Amplifying Melanated Voices in BLW


Never in a million years did I think that I – a white suburban dietitian mom – would be writing a blog post about fighting racism in the very niche area that I work in called baby-led weaning.

…but here we are, amidst a powerful movement and a moment of recognition in the US and I can do better.



In recent days I have learned much and been inspired by the #amplifyingmelanatedvoices campaign on Instagram spearheaded by fellow dietitian Jessica Wilson, MS, RD @jessica.wilsonmsrd and Alishia McCullough @blackandembodied.

As someone who has never experienced the harsh reality of systemic racism that is endemic in our country and much of the world, I don’t feel qualified or adequately equipped to tackle the important issues of racism and social injustice.

But I do run the largest digital community dedicated to baby-led weaning, and I have an obligation to use my platform to do something. My community is full of incredibly diverse, informed and kind parents and caregivers who want to give their babies the absolute best start to solid foods.

And while I certainly don’t have any answers or personal life experiences or stories or strategies that can alleviate the pain people are experiencing right now…

…my community does.


Putting Your Suggestions into Practice

And so I recently began having conversations with moms and dads and caregivers, grandparents and healthcare professionals in my community, many who are people of color, many who are not.




And I asked, “How can I amplify the voices that need to be heard & fight racism here?”

{…“here” being on my primary platform Instagram @babyledweanteam, on my podcast Baby-Led Weaning Made Easy, on this blog The Fortified Family and inside of my BLW membership group The Baby-Led Wean Team…}

Some of the responses I received, I expected. But others I was surprised by.







My community wants to see more (…and this is what I was not surprised by):

  • Black families doing baby-led weaning

  • BLW in other cultures

  • BIPOC dietitians

  • BLW cultural food recipes

But I was also intrigued by a lot of the responses to that question sticker that were related to class and socioeconomic status and access. These included more requests for:

  • Information on food deserts

  • More ideas for WIC moms

  • Food inequality

  • Access to healthy foods for lower socioeconomic families

In the ensuing discussion that played out in this particular Instagram post (original post is here), there was 1 particular comment that stood out to me. This comment read:

“I appreciate the intention behind your post, but please be careful to not conflate or associate Black parents feeding their babies with experiences in food deserts, as WIC recipients, or low socioeconomic backgrounds 💗 It is possible to be culturally competitive without making class associations.”

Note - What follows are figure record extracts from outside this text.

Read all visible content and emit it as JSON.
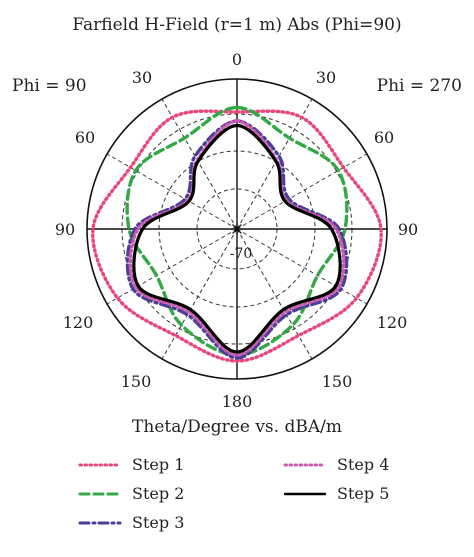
{
  "chart_data": {
    "type": "polar-line",
    "title": "Farfield H-Field (r=1 m) Abs (Phi=90)",
    "xlabel": "Theta/Degree vs. dBA/m",
    "left_phi_label": "Phi = 90",
    "right_phi_label": "Phi = 270",
    "angle_tick_labels": {
      "top": "0",
      "upper_left": "30",
      "upper_right": "30",
      "mid_upper_left": "60",
      "mid_upper_right": "60",
      "left": "90",
      "right": "90",
      "mid_lower_left": "120",
      "mid_lower_right": "120",
      "lower_left": "150",
      "lower_right": "150",
      "bottom": "180"
    },
    "radial_label": "-70",
    "angles_deg": [
      0,
      30,
      60,
      90,
      120,
      150,
      180,
      210,
      240,
      270,
      300,
      330
    ],
    "series": [
      {
        "name": "Step 1",
        "color": "#e8457a",
        "dash": "dotted",
        "r": [
          0.78,
          0.86,
          0.82,
          0.96,
          0.92,
          0.82,
          0.88,
          0.82,
          0.92,
          0.96,
          0.82,
          0.86
        ]
      },
      {
        "name": "Step 2",
        "color": "#33a845",
        "dash": "dashed",
        "r": [
          0.81,
          0.7,
          0.78,
          0.72,
          0.62,
          0.74,
          0.84,
          0.74,
          0.62,
          0.72,
          0.78,
          0.7
        ]
      },
      {
        "name": "Step 3",
        "color": "#4a3e96",
        "dash": "dashdot",
        "r": [
          0.72,
          0.56,
          0.4,
          0.68,
          0.8,
          0.66,
          0.86,
          0.66,
          0.8,
          0.68,
          0.4,
          0.56
        ]
      },
      {
        "name": "Step 4",
        "color": "#c95ab0",
        "dash": "dotted",
        "r": [
          0.72,
          0.53,
          0.38,
          0.66,
          0.78,
          0.64,
          0.84,
          0.64,
          0.78,
          0.66,
          0.38,
          0.53
        ]
      },
      {
        "name": "Step 5",
        "color": "#000000",
        "dash": "solid",
        "r": [
          0.69,
          0.52,
          0.37,
          0.63,
          0.76,
          0.62,
          0.82,
          0.62,
          0.76,
          0.63,
          0.37,
          0.52
        ]
      }
    ]
  }
}
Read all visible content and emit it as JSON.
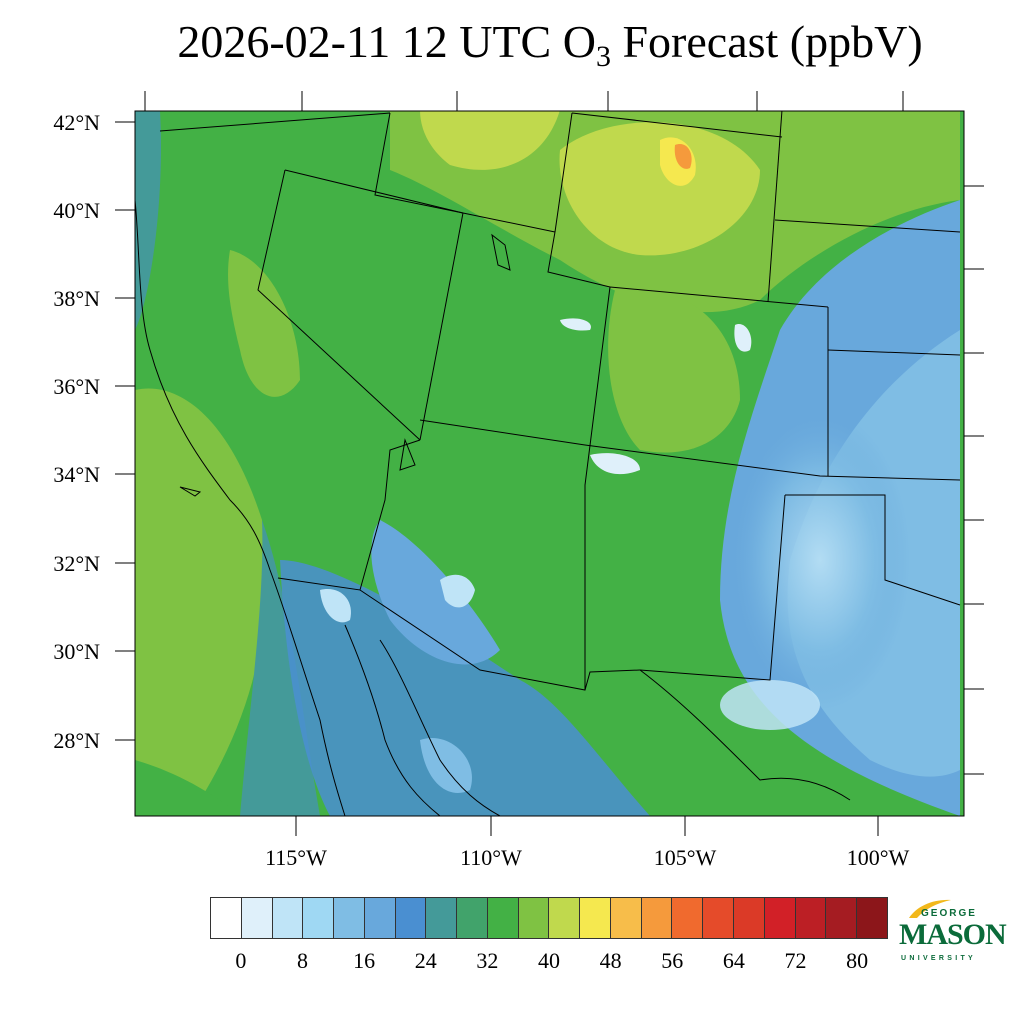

It made me realize how far I have to go and how much more learning I need to do in order to adequately serve the community of followers who seek out my expertise in infant nutrition and baby-led weaning.

There is value and need to speak about feeding issues as they pertain to race and as they pertain to class, and they may at times overlap but at other times they should not.


Moving Forward

My team and I have spent this week brainstorming ways to make meaningful changes to the content we put out.

We want to celebrate babies and families of ALL backgrounds including different races and different parts of the world and different religions and different cultural food practices.

But because the imminent issues afflicting our country are about race, in the immediate future I am working to:

  • Feature more Black families doing BLW

  • Amplify the hashtag #blackbabyledweaning

  • Spotlight BIPOC dietitians

  • Interview more Black feeding experts

For the other areas of cultural competence, in my forthcoming content I am seeking to:

  • Share more ideas for WIC families

  • Highlight BLW in other cultures

  • Educate about food deserts

  • Post more BLW cultural food recipes

I seek to do this in a way that makes all of my platforms a more inclusive learning environment that is representative of ALL parents and people and babies…as well as the types of foods we ALL eat.

In these efforts, I know I will make mistakes along the way. I will accidentally and unintentionally, but certainly offend some people in trying to do so. But I will lean on the individuals and stories and experiences of those in my community to make this a more inclusive learning environment.


About the Image

I’ve had a lot of questions about the image for this post I originally used on Instagram. A very talented dietitian who works with me, Katelynn Sasaki, RDN is an illustrator and drew it for the post.

She used her own nephew (a BLW baby 🙂 and his “incredibly chunky hands” as a reference for the drawing.

We originally posted it on Instagram with this Rosa Parks quote:


IG Post (3).png


…but I also love it on its own with just the chunky little self-feeding fingers of babies of all races.




Each time I look at Katelynn’s drawing it reminds me that chubby baby fingers of ALL colors are always welcome here.

And I will do a better job to ensuring it stays that way.